Neben dem allgemeinen Minimum-Konsens, dass es sich bei Organisationen um Systeme handelt, kann von einer weiteren grundlegenden Annahme organisationaler Lerntheorien ausgegangen werden: Informationen bewirken Änderungen der kognitiven Struktur einer Organisation (vgl. Laßleben 2002, 101).11 Sie können aus der Organisation selbst oder aus deren Umwelt stammen (z.B. Kunden, Banken, Beratungsunternehmen, Konkurrenz, Lieferanten, externe Experten, Gesetzgeber u.ä).12 Da für den Systemerhalt eine Umweltanpassung notwendig ist (vgl. z.B. Klimecki/Laßleben/Rixinger-Li 1994, 16), wird die Umwelt besonders häufig thematisiert. In ihrer Eigenschaft als Informationsquelle hält sie das Gros der dazu wichtigen Daten bereit und steht oft im Zusammenhang organisationaler Leistungen. Daher werden unter dem Aspekt organisationalen Lernens sowohl die Umwelt wie auch das Verhältnis zwischen Organisation und Umwelt konzeptionell immer berücksichtigt (vgl. z.B. Cyert/March 1963, March/Olsen 1975, Argyris/Schön 1978, Pautzke 1989, Argyris 1990, Senge 1990, Cohen/Levinthal 1990, Huber 1991, Kim 1993, Nonaka 1994, vgl. auch unter dem unternehmenskulturellen Aspekt: Dierkes/Hähner/Berthoin Antal 1997). Besonders aufschlussreich erscheint die Darstellung der Umwelt als Lernfaktor bei Duncan/Weiss (1979) und Hedberg (1981).
11
12
Als Abweichung sieht Laßleben die frühe Konzeption des Organisationszyklus von March/Olsen (1975, 1976), „die ein stark der Stimulus-Response-Logik folgendes Modell adaptiv-rationalen Lernens entwirft, und in bezug auf Lernauslöser primär auf unmittelbare, individuelle Erfahrung von Reaktionen (Feedbacks) der Umwelt auf organisationale Handlungen abhebt“ [sic] (Laßleben 2002, 101, Fn. 79).
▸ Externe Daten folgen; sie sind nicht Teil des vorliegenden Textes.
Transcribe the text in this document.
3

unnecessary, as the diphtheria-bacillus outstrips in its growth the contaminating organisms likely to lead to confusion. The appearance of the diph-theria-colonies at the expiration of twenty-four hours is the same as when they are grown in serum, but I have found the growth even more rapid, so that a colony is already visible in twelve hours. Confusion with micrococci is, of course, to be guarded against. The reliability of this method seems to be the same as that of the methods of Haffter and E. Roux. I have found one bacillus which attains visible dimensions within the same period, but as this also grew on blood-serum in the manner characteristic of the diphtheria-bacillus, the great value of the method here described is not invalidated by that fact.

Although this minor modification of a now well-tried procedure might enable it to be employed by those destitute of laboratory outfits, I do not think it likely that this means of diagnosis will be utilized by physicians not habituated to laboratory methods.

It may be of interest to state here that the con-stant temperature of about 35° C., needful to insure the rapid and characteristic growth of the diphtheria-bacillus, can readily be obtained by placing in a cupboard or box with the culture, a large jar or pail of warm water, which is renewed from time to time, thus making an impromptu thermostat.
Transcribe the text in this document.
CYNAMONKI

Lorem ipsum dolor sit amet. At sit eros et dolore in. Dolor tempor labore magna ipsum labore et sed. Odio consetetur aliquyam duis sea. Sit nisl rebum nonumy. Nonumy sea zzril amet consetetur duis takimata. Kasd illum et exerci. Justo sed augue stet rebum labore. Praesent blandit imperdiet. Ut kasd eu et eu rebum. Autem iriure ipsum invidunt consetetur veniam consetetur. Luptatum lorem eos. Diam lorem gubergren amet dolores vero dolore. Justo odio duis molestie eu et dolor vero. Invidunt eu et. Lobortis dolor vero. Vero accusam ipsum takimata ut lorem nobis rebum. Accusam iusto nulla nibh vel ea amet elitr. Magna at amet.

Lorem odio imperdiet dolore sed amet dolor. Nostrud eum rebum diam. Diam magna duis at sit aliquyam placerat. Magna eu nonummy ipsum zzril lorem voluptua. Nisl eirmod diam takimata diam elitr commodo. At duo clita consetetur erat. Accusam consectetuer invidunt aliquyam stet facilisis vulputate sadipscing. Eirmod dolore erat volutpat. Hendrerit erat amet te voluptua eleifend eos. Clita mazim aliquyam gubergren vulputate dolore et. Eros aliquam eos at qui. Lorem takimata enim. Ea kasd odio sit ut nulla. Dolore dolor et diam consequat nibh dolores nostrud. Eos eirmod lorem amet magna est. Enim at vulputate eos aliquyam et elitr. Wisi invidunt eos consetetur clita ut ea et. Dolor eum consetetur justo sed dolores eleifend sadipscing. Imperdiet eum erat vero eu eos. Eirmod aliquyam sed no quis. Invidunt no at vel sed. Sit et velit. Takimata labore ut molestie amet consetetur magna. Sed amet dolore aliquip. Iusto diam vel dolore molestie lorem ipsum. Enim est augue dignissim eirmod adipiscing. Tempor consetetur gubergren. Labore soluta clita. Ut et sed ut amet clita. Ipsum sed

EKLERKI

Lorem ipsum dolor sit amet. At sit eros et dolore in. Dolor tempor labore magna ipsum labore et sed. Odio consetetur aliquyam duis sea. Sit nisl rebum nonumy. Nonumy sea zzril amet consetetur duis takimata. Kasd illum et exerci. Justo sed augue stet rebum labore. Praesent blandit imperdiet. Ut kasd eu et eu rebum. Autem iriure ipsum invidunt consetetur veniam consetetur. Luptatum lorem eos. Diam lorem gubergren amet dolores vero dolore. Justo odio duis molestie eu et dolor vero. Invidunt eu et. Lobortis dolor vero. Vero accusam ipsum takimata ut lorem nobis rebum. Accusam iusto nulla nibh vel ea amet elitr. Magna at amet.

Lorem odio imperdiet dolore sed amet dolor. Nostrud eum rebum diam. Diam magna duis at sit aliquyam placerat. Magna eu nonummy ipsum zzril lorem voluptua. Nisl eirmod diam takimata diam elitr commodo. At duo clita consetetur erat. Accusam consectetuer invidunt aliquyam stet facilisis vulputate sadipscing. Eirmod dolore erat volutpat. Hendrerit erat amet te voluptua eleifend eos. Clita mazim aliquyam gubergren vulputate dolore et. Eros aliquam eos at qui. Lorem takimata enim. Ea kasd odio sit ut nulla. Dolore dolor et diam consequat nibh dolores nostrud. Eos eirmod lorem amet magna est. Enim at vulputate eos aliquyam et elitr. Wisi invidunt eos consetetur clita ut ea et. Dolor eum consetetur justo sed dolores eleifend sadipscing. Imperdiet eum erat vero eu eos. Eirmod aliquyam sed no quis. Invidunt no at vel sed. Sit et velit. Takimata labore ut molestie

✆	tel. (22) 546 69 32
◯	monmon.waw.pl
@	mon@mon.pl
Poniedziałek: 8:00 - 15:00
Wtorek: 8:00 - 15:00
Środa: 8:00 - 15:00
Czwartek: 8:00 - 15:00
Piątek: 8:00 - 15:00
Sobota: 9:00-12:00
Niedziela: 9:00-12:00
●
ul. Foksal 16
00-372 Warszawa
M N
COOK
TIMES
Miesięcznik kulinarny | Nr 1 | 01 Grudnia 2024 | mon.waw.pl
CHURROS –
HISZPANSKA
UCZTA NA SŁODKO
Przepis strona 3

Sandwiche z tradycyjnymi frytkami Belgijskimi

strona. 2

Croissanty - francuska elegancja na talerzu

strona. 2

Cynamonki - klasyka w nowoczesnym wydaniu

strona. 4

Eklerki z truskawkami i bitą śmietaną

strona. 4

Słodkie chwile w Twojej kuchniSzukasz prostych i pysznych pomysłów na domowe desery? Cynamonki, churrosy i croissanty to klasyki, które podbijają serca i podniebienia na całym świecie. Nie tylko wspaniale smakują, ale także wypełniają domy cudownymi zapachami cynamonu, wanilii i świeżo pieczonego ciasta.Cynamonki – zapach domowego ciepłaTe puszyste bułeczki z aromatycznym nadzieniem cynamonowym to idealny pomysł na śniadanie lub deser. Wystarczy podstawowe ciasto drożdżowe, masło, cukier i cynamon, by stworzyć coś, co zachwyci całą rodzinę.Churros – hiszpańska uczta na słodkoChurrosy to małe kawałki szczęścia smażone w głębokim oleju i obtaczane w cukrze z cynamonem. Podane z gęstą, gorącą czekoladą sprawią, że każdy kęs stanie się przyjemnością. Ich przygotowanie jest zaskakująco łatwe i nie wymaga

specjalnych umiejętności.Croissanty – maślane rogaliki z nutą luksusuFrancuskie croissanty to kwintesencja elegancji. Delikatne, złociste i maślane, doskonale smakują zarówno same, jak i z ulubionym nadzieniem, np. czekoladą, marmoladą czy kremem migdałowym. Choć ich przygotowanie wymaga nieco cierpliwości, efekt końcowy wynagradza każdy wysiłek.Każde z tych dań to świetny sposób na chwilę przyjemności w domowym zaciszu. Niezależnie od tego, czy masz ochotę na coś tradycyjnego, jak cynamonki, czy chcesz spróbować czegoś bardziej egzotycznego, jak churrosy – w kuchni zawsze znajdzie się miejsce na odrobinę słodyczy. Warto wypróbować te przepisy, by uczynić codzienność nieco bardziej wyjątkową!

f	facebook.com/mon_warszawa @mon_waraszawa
Arbeiten wie die von Klimecki/Laßleben et al sehen organisationales Lernen im metatheoretischen Kontext der neueren Systemtheorie aus systemisch-kybernetischen Perspektive (vgl. Klimecki/Probst 1990, Klimecki/ Laßleben/ Rixinger-Li 1994, Klimecki/Thomae 1997, Klimecki/Laßleben/Thomae 2000). Dabei werden Organisationen als umweltbezogene, dynamische, sinnorientierte und sinnstiftende kommunizierende und sich reflektierende Gebilde beschrieben (vgl. Wahren 1996, 103). Systemtheoretische Ansätze (vgl. z.B. Katz/Kahn 1966, Lawrence/Lorsch 1967, Luhmann 1984) beschäftigen sich insgesamt damit, wie die Stabilität von Organisationen aufgebaut ist, damit sie sich von der Umwelt unterscheiden, um selbst nicht aufgelöst zu werden. Dieser Zustand ist jedoch prinzipiell nicht auf Dauer damit ständig auf Erneuerung angelegt und muss sich gewissermaßen immer wieder selbst produzieren (Autopoiesis). Informationen werden dabei als Systemerzeugnisse verstanden (Luhmann 1984, 1995, Schreyögg/Noss 1995). Vgl. dazu auch Geller (1996, 18), die von einer „Lernoberfläche als Quelle von Lernprozessen“ spricht.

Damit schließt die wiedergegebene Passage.